Arrestatiebevel nr. 16493 van 23 februari 2024, uitgevaardigd door het Hof van Cassatie, biedt belangrijke inzichten met betrekking tot de kwestie van schadevergoeding en de verzachtende omstandigheden met betrekking tot het gedrag van de verdachte. In het bijzonder verduidelijkt het de voorwaarden die nodig zijn om de verzachtende omstandigheid van artikel 62, punt 6 van het Wetboek van Strafrecht toe te passen in geval van niet-aanvaarding van de schadevergoeding door het slachtoffer.
De betreffende bepaling, artikel 62, punt 6 van het Wetboek van Strafrecht, bepaalt dat de verzachtende omstandigheid kan worden erkend wanneer de verdachte een schadevergoeding heeft aangeboden die niet door het slachtoffer is aanvaard. Het Hof heeft echter benadrukt dat voor de toepassing van deze verzachtende omstandigheid vereist is dat het aanbod is gedaan in de vorm van een reëel aanbod, zoals bepaald in de artikelen 1209 en volgende van het Burgerlijk Wetboek. Dit impliceert dat de verdachte het te vergoeden bedrag moet storten en ter beschikking van het slachtoffer moet stellen, waardoor een weloverwogen beoordeling van de situatie mogelijk is.

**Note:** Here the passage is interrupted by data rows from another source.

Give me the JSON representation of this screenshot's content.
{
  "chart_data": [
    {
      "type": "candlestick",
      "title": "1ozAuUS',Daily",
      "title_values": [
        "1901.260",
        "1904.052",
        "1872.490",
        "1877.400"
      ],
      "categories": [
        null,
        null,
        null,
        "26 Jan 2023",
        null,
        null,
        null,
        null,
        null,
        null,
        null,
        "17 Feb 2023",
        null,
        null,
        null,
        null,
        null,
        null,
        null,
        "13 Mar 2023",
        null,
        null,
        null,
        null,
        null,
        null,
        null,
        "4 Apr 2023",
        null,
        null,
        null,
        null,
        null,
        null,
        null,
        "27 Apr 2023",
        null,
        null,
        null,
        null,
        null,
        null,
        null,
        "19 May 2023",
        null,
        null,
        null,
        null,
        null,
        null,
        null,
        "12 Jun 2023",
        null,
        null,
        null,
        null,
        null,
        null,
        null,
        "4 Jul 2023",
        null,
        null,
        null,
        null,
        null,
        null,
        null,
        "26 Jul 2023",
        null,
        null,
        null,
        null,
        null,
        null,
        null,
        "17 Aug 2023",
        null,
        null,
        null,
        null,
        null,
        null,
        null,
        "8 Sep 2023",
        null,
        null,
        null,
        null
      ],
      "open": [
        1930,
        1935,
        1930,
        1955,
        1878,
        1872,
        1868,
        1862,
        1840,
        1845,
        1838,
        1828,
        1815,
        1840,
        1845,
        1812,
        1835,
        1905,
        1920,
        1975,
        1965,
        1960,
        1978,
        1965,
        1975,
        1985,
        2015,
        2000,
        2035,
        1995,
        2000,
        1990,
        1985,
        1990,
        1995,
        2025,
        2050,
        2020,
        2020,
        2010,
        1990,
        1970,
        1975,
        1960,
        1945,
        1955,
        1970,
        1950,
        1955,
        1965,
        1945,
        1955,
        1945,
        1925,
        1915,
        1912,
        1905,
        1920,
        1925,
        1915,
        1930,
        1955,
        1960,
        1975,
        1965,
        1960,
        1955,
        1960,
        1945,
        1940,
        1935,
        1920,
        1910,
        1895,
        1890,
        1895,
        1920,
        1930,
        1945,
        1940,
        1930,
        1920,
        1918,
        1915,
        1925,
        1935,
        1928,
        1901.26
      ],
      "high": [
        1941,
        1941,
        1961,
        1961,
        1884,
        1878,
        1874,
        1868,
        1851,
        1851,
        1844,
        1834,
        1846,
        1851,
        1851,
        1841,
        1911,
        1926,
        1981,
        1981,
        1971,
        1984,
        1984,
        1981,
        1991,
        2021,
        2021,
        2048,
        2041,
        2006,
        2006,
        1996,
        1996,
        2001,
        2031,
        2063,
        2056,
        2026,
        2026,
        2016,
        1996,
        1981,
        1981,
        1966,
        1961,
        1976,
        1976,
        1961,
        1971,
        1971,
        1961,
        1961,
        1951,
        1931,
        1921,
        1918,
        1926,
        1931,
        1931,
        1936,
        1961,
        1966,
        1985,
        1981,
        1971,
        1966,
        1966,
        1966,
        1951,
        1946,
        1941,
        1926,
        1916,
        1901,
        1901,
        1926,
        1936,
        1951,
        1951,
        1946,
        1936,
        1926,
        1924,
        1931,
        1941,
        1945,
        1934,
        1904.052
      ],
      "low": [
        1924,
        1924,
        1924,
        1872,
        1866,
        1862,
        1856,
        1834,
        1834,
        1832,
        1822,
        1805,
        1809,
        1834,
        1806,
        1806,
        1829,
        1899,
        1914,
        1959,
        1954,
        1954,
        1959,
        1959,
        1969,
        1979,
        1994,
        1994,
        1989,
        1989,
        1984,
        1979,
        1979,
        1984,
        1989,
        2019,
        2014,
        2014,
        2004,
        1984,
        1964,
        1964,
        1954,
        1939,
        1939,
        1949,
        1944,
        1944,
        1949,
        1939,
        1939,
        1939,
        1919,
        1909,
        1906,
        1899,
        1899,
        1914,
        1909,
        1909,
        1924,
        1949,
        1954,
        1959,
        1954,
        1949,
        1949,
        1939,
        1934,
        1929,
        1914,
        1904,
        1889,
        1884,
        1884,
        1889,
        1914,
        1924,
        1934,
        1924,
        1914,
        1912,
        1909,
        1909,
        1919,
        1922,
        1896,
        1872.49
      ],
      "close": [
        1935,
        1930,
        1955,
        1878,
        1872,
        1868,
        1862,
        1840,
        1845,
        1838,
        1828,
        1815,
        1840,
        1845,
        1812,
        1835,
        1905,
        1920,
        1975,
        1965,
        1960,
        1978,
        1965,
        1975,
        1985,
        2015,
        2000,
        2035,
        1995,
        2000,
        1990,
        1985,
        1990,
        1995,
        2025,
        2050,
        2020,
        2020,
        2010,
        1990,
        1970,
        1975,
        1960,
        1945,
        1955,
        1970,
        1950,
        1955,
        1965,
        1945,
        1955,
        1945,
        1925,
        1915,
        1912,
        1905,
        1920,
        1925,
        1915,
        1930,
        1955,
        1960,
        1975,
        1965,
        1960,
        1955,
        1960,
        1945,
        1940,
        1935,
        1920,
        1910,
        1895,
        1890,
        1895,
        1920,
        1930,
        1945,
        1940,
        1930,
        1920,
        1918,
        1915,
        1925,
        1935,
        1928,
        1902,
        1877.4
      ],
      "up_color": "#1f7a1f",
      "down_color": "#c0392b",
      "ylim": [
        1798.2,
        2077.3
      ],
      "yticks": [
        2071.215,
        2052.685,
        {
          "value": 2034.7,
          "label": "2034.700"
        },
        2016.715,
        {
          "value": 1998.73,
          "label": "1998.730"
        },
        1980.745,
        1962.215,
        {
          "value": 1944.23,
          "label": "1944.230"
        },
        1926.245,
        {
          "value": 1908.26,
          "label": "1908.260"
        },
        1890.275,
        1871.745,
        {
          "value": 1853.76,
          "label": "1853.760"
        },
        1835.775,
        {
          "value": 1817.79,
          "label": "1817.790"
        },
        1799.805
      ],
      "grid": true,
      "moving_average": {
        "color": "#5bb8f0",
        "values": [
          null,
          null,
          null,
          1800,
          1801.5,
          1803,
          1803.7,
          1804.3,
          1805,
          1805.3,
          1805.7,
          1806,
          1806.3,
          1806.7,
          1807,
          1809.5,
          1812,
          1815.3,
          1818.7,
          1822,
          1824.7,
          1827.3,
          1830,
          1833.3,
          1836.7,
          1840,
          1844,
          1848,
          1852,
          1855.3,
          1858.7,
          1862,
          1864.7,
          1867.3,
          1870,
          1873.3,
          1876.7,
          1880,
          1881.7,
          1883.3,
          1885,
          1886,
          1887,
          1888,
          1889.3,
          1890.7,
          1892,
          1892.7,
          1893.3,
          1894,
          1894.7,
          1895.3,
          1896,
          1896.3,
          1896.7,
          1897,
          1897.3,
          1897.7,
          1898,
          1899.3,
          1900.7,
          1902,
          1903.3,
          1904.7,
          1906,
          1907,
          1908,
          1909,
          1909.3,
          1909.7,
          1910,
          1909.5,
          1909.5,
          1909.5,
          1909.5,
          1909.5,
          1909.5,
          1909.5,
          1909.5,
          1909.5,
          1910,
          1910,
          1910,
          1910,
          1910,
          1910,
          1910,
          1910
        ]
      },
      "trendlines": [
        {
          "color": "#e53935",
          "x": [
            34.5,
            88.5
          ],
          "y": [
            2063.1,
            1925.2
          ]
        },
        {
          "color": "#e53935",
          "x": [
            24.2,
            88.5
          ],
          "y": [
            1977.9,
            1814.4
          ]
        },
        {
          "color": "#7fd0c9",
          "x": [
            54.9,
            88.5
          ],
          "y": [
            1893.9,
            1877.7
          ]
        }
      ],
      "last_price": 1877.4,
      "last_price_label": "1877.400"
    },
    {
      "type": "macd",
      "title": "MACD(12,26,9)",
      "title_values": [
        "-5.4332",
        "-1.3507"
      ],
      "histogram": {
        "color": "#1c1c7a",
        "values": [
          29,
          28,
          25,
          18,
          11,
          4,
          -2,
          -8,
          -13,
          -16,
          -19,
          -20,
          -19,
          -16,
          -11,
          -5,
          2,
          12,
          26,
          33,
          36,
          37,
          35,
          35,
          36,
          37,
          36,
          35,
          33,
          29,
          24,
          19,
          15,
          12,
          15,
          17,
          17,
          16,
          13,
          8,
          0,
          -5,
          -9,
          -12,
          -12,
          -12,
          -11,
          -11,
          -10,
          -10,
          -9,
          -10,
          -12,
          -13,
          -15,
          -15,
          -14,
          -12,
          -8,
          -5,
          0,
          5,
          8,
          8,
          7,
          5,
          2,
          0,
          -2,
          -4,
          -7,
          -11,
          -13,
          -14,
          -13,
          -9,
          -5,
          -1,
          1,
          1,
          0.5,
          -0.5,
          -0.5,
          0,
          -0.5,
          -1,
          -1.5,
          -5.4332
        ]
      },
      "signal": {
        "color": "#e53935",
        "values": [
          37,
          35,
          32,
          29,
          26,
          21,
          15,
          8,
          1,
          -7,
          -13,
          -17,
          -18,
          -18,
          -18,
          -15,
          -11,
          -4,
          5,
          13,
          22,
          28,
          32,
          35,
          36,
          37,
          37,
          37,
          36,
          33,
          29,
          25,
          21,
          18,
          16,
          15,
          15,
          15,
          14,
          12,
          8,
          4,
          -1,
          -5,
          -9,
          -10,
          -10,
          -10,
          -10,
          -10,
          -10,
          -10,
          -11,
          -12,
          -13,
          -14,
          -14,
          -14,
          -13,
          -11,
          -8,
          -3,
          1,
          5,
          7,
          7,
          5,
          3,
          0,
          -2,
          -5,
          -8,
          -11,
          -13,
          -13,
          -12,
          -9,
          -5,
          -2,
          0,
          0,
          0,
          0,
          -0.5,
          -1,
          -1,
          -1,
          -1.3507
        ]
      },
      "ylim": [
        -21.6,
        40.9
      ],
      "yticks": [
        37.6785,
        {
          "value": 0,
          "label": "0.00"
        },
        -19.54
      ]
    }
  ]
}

Aanbod van schadevergoeding - Niet-aanvaarding door het slachtoffer - Erkenning van de verzachtende omstandigheid van artikel 62, punt 6 van het Wetboek van Strafrecht - Voorwaarden - Noodzaak dat het voorstel is gedaan in de vorm van een reëel aanbod - Redenen - Feitelijke situatie. Wat betreft de omstandigheden, kan de verzachtende omstandigheid van artikel 62, punt 6 van het Wetboek van Strafrecht, in het geval dat het slachtoffer de schadevergoeding niet heeft aanvaard, alleen worden erkend indien de verdachte de procedure van een reëel aanbod heeft gevolgd zoals bedoeld in de artikelen 1209 en volgende van het Burgerlijk Wetboek, door het bedrag te storten en ter beschikking van het slachtoffer te laten, zodat dit laatste de geschiktheid ervan om de schade te vergoeden kan beoordelen en met de nodige overweging kan beslissen of het al dan niet aanvaardt, en de rechter de geschiktheid en de toerekenbaarheid ervan aan een daadwerkelijke berouw van de dader kan waarderen. (Feitelijke situatie met betrekking tot een bedrag dat per bankcheque werd aangeboden, geweigerd door het slachtoffer, waarbij het Hof de toepasselijkheid van de verzachtende omstandigheid uitsloot, aangezien de cheque niet was gestort en ter beschikking van het slachtoffer was gesteld).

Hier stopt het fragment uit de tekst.